Soal proses revisi, Pelaksana Tugas Kepala Biro Hukum dan Humas KPPPA Margareth Robin Korwa menyatakan tidak membutuhkan waktu yang lama. Hal ini karena jika merujuk pada putusan MK, pemrakarsa untuk revisi adalah pemerintah yang secara substansinya untuk perkawinan ada di Kemenag dan perlindungan anak ada di KPPPA.
Karena itu pembahasan revisi UU Perkawinan bisa dilakukan di luar prolegnas. Pemrakarsa bisa mengajukan izin hanya berkirim surat kepada DPR. “Karena ini menyangkut kepentingan anak-anak dari Sabang sampai Merauke, bisa dibahas di luar proglegnas,” kata Margareth
Pembahasan revisi UU Perkawinan bisa dilakukan di luar prolegnas.
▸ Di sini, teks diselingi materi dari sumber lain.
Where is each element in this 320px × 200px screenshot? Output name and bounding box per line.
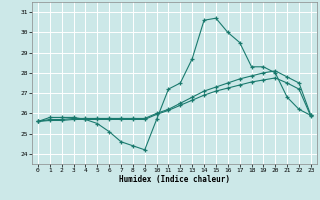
X-axis label: Humidex (Indice chaleur): Humidex (Indice chaleur) [119, 175, 230, 184]
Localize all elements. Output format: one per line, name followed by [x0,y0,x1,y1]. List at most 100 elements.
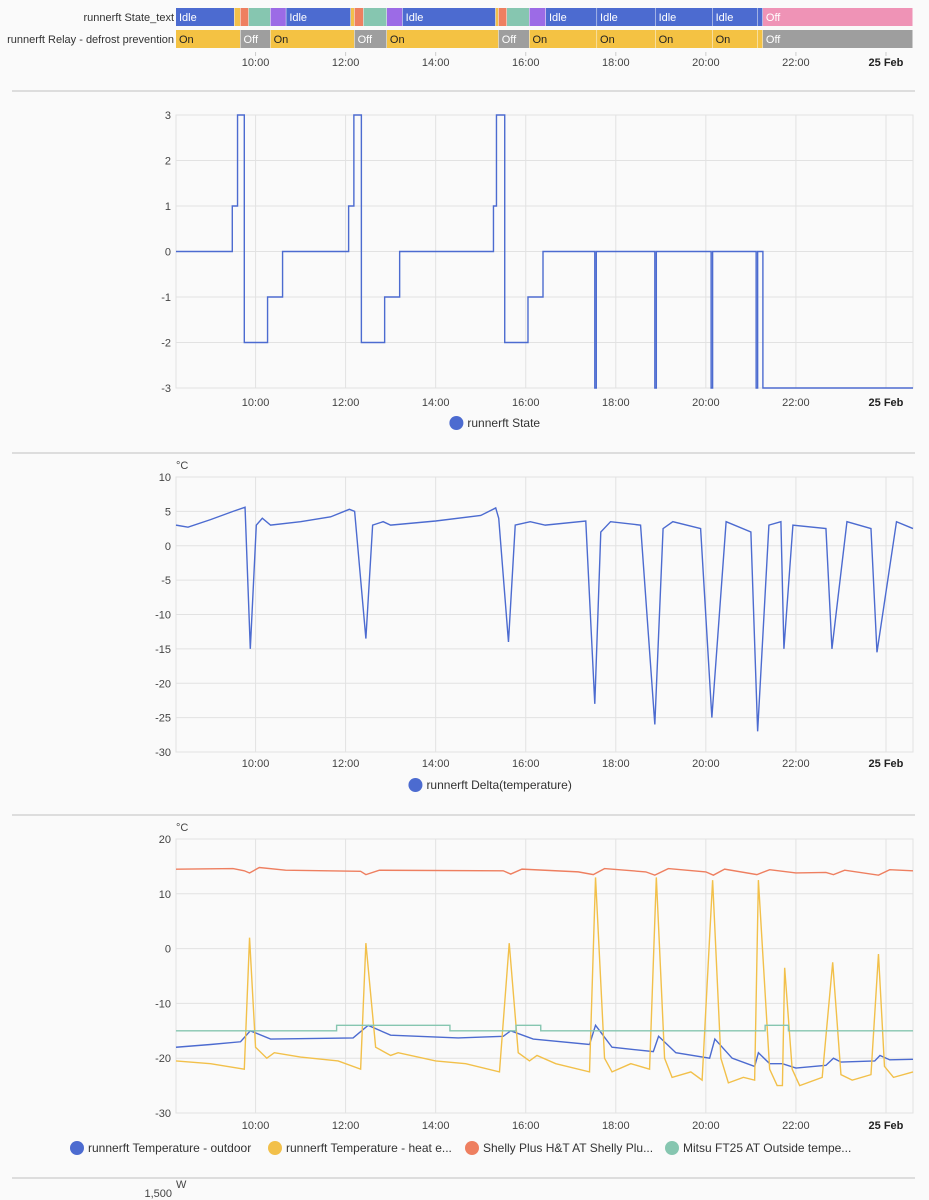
y-tick-label: -25 [155,713,171,725]
timeline-segment[interactable] [248,8,271,26]
y-tick-label: -3 [161,383,171,395]
legend-swatch-icon [70,1141,84,1155]
x-tick-label: 22:00 [782,758,810,770]
timeline-segment[interactable] [270,8,286,26]
series-line [175,1023,914,1069]
x-tick-label: 16:00 [512,57,540,69]
y-tick-label: 1 [165,201,171,213]
y-tick-label: -30 [155,747,171,759]
timeline-segment[interactable] [402,8,496,26]
timeline-segment[interactable] [712,30,758,48]
legend-item[interactable]: runnerft Temperature - outdoor [70,1141,251,1155]
timeline-segment[interactable] [655,30,713,48]
x-tick-label: 20:00 [692,1120,720,1132]
timeline-segment[interactable] [757,30,763,48]
timeline-segment[interactable] [354,8,364,26]
timeline-segment[interactable] [176,8,235,26]
timeline-segment[interactable] [386,30,499,48]
timeline-segment[interactable] [363,8,387,26]
x-tick-label: 20:00 [692,397,720,409]
x-tick-label: 14:00 [422,397,450,409]
timeline-segment[interactable] [762,30,913,48]
timeline-segment[interactable] [234,8,241,26]
x-tick-label: 18:00 [602,57,630,69]
y-tick-label: -5 [161,575,171,587]
legend-item[interactable]: runnerft Delta(temperature) [408,778,572,792]
timeline-segment[interactable] [712,8,758,26]
timeline-segment-label: Idle [289,12,307,24]
timeline-segment[interactable] [270,30,355,48]
x-tick-label: 25 Feb [869,758,904,770]
series-line [175,866,914,876]
timeline-segment[interactable] [240,30,271,48]
timeline-segment[interactable] [529,30,597,48]
timeline-segment[interactable] [546,8,597,26]
timeline-segment[interactable] [495,8,499,26]
series-line [175,506,914,732]
legend-label: runnerft Delta(temperature) [426,778,571,792]
timeline-segment[interactable] [176,30,241,48]
timeline-segment-label: On [600,34,615,46]
legend-swatch-icon [449,416,464,430]
legend-swatch-icon [665,1141,679,1155]
timeline-segment-label: Off [244,34,259,46]
legend-item[interactable]: runnerft Temperature - heat e... [268,1141,452,1155]
y-tick-label: 0 [165,944,171,956]
y-tick-label: 3 [165,110,171,122]
timeline-segment[interactable] [350,8,355,26]
x-tick-label: 10:00 [242,758,270,770]
x-tick-label: 14:00 [422,1120,450,1132]
legend-swatch-icon [465,1141,479,1155]
y-tick-label: -10 [155,610,171,622]
legend-item[interactable]: runnerft State [449,416,540,430]
x-tick-label: 25 Feb [869,397,904,409]
timeline-segment[interactable] [240,8,249,26]
legend-item[interactable]: Shelly Plus H&T AT Shelly Plu... [465,1141,653,1155]
timeline-segment[interactable] [597,8,656,26]
legend-item[interactable]: Mitsu FT25 AT Outside tempe... [665,1141,851,1155]
x-tick-label: 14:00 [422,758,450,770]
timeline-segment[interactable] [597,30,656,48]
x-tick-label: 22:00 [782,57,810,69]
y-tick-label: 5 [165,506,171,518]
timeline-segment[interactable] [757,8,763,26]
x-tick-label: 16:00 [512,397,540,409]
timeline-segment-label: Idle [600,12,618,24]
timeline-segment-label: On [716,34,731,46]
timeline-segment[interactable] [655,8,713,26]
series-line [175,877,914,1087]
legend-label: runnerft State [467,416,540,430]
timeline-segment[interactable] [386,8,403,26]
timeline-segment[interactable] [286,8,351,26]
y-tick-label: 10 [159,889,171,901]
timeline-segment[interactable] [498,8,507,26]
timeline-segment-label: On [659,34,674,46]
timeline-segment-label: On [532,34,547,46]
timeline-segment-label: On [179,34,194,46]
timeline-row-label: runnerft State_text [84,12,175,24]
timeline-segment-label: Idle [716,12,734,24]
y-tick-label: 20 [159,834,171,846]
y-axis-unit: °C [176,822,188,834]
timeline-segment[interactable] [762,8,913,26]
y-tick-label: 2 [165,156,171,168]
delta-temperature-chart: 10 5 0 -5 -10 -15 -20 -25 -30 °C 10:00 12:00 14:00 16… [155,460,914,792]
y-tick-label: 10 [159,472,171,484]
y-tick-label: -10 [155,998,171,1010]
timeline-segment-label: Off [502,34,517,46]
timeline-segment-label: Idle [179,12,197,24]
x-tick-label: 22:00 [782,397,810,409]
timeline-segment[interactable] [506,8,529,26]
timeline-segment[interactable] [354,30,387,48]
power-chart-y-tick: 1,500 [144,1188,172,1200]
timeline-segment-label: Off [358,34,373,46]
legend-swatch-icon [268,1141,282,1155]
timeline-segment[interactable] [498,30,529,48]
x-tick-label: 12:00 [332,758,360,770]
y-tick-label: -20 [155,1053,171,1065]
timeline-segment[interactable] [529,8,546,26]
y-tick-label: 0 [165,247,171,259]
x-tick-label: 14:00 [422,57,450,69]
timeline-segment-label: Off [766,34,781,46]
Pemrakarsa bisa mengajukan izin hanya berkirim surat kepada DPR.
Karena itu, setelah pertemuan dengan pimpinan kementerian/lembaga dan organisasi masyarakat sipil, Yohana menyatakan akan dibentuk tim teknis untuk menyusun mekanisme revisi UU Perkawinan. "Pemerintahan sebentar lagi bulan Oktober sudah selesai. Bukan hanya menteri, DPR juga muncul yang baru. Kalau misalnya kita biarkan sampai pemerintahan yang baru bisa saja kita mulai dari nol. Jadi kalau masih bisa memperjuangkan supaya bisa direvisi secepatnya," kata Yohana.
Staf Khusus Presiden Bidang Keagamaan Internasional Siti Ruhaini menyatakan isu perkawinan anak sudah menjadi perhatian internasional. Karena itu, semakin bisa menaikkan angka usia minimal perkawinan akan jauh lebih baik, apalagi untuk anak perempuan karena terkait kesehatan reproduksi. “Proses ini harus kita kawal. Setidaknya (usia perkawinan) mencapai di atas UU Perlindungan Anak,” ujarnya.
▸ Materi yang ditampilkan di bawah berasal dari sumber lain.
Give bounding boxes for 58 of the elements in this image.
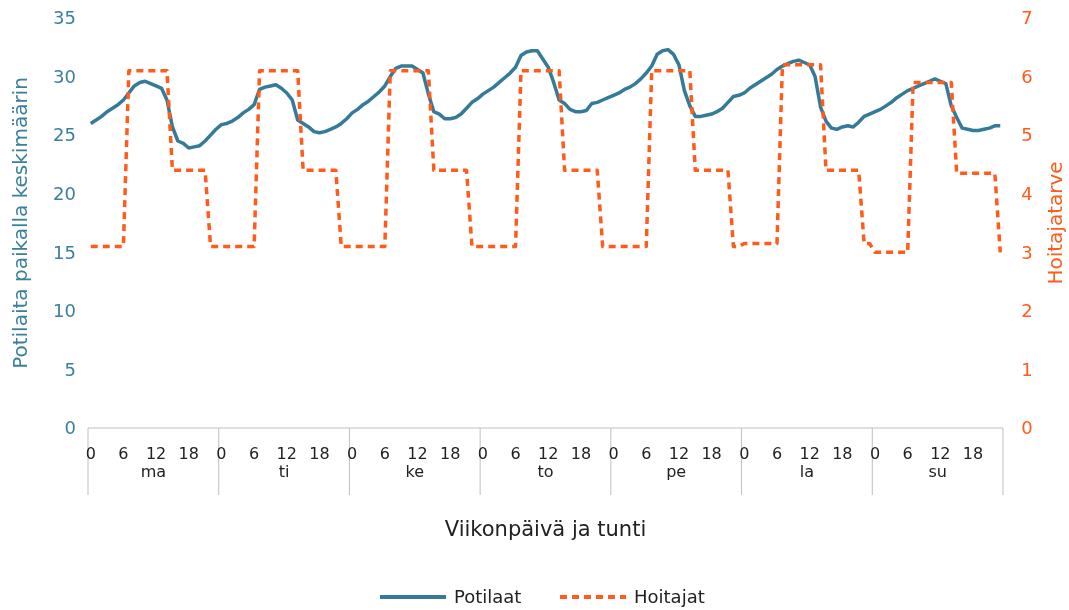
x-tick-label: 0 bbox=[216, 444, 227, 463]
x-tick-label: 18 bbox=[570, 444, 592, 463]
x-tick-label: 0 bbox=[739, 444, 750, 463]
x-tick-label: 12 bbox=[145, 444, 167, 463]
x-tick-label: 12 bbox=[799, 444, 820, 463]
y-tick-label: 15 bbox=[53, 241, 76, 263]
y2-tick-label: 7 bbox=[1021, 7, 1033, 29]
y2-tick-label: 0 bbox=[1021, 417, 1033, 439]
x-tick-label: 0 bbox=[869, 444, 881, 463]
y-tick-label: 30 bbox=[53, 65, 76, 87]
x-axis-title: Viikonpäivä ja tunti bbox=[444, 517, 647, 541]
x-tick-label: 6 bbox=[902, 444, 913, 463]
x-tick-label: 18 bbox=[309, 444, 330, 463]
y2-tick-label: 6 bbox=[1021, 65, 1033, 87]
x-tick-label: 12 bbox=[538, 444, 559, 463]
x-tick-label: 6 bbox=[249, 444, 260, 463]
y2-tick-label: 1 bbox=[1021, 358, 1033, 380]
text: ma bbox=[140, 462, 167, 481]
text: ke bbox=[405, 462, 425, 481]
x-tick-label: 12 bbox=[276, 444, 297, 463]
x-tick-label: 6 bbox=[641, 444, 652, 463]
legend-label: Potilaat bbox=[454, 586, 522, 608]
x-tick-label: 6 bbox=[771, 444, 783, 463]
x-tick-label: 6 bbox=[510, 444, 521, 463]
y2-tick-label: 4 bbox=[1021, 183, 1033, 205]
x-tick-label: 0 bbox=[85, 444, 96, 463]
y-tick-label: 0 bbox=[64, 417, 76, 439]
y2-tick-label: 3 bbox=[1021, 241, 1033, 263]
text: to bbox=[537, 462, 554, 481]
text: su bbox=[928, 462, 947, 481]
x-tick-label: 0 bbox=[608, 444, 619, 463]
y2-axis-title: Hoitajatarve bbox=[1043, 161, 1067, 285]
text: la bbox=[799, 462, 815, 481]
y-tick-label: 5 bbox=[64, 358, 76, 380]
x-tick-label: 12 bbox=[930, 444, 951, 463]
x-tick-label: 18 bbox=[962, 444, 984, 463]
x-tick-label: 18 bbox=[832, 444, 853, 463]
line-series bbox=[88, 47, 1003, 150]
y2-tick-label: 5 bbox=[1021, 124, 1033, 146]
text: ti bbox=[278, 462, 290, 481]
x-tick-label: 0 bbox=[477, 444, 488, 463]
y-tick-label: 25 bbox=[53, 124, 76, 146]
line-series bbox=[88, 63, 1003, 255]
y-tick-label: 20 bbox=[53, 183, 76, 205]
y-axis-title: Potilaita paikalla keskimäärin bbox=[8, 77, 32, 369]
y-tick-label: 10 bbox=[53, 300, 76, 322]
x-tick-label: 0 bbox=[347, 444, 358, 463]
x-tick-label: 6 bbox=[379, 444, 390, 463]
x-tick-label: 18 bbox=[701, 444, 722, 463]
text: pe bbox=[666, 462, 687, 481]
x-tick-label: 12 bbox=[407, 444, 428, 463]
y2-tick-label: 2 bbox=[1021, 300, 1033, 322]
x-tick-label: 18 bbox=[440, 444, 461, 463]
x-tick-label: 18 bbox=[178, 444, 199, 463]
x-tick-label: 12 bbox=[668, 444, 690, 463]
legend-label: Hoitajat bbox=[634, 586, 705, 608]
x-tick-label: 6 bbox=[118, 444, 129, 463]
y-tick-label: 35 bbox=[53, 7, 76, 29]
Usia minimal di atas 19 tahun
Pada pertemuan tersebut, semua sepakat Pasal 7 Ayat (1) UU 1/1974 yang mensyaratkan usia minimal perempuan menikah 16 tahun dan laki-laki 19 tahun tidak bisa lagi diterapkan karena perbedaan usia tersebut sangat diskriminasi. Sejumlah usulan disampaikan terkait usia minimum perkawinan, mulai dari 19 tahun hingga 21 tahun.
Semua sepakat Pasal 7 Ayat (1) UU 1/1974 yang mensyaratkan usia minimal perempuan menikah 16 tahun dan laki-laki 19 tahun tidak bisa lagi diterapkan karena perbedaan usia tersebut sangat diskriminasi.
Komitmen dan langkah pemerintah untuk mempercepat revisi UU Perkawinan Anak disambut gembira kalangan organisasi masyarakat sipil yang selama ini gencar mengampanyekan Stop Perkawinan Anak. Bahkan Zumrotin K Susilo (YKP) dan Misiyah Lia (Kapal Perempuan) menilai langkah tersebut merupakan kemajuan yang besar. Keduanya berharap batas minimal usia perkawinan sama yakni usia 21 tahun untuk laki-laki dan perempuan.
Kendati demikian, sebagian besar peserta pertemuan juga menyoroti praktik perkawinan anak yang terus terjadi karena tingginya angka dispensasi perkawinan. Ketua Komnas Perempuan Azriana mengatakan, angka dispensasi perkawinan tiap tahun mencapai 8.000 kasus (2018). Karena itu upaya merevisi UU Perkawinan harus dibarengi dengan perbaikan sistem pendidikan.
Menutup pertemuan tersebut, Lenny menyatakan upaya mempercepat revisi UU Perkawinan terkait usia minimal perkawinan merupakan wujud kepedulian terhadap anak-anak Indonesia, demi kepentingan terbaik bagi sekitar 80 juta anak-anak di Indonesia. Selanjutnya, setelah pertemuan tersebut akan ada tim teknis antara KPPPA dan Kemenag, yang akan dilanjutkan pertemuan.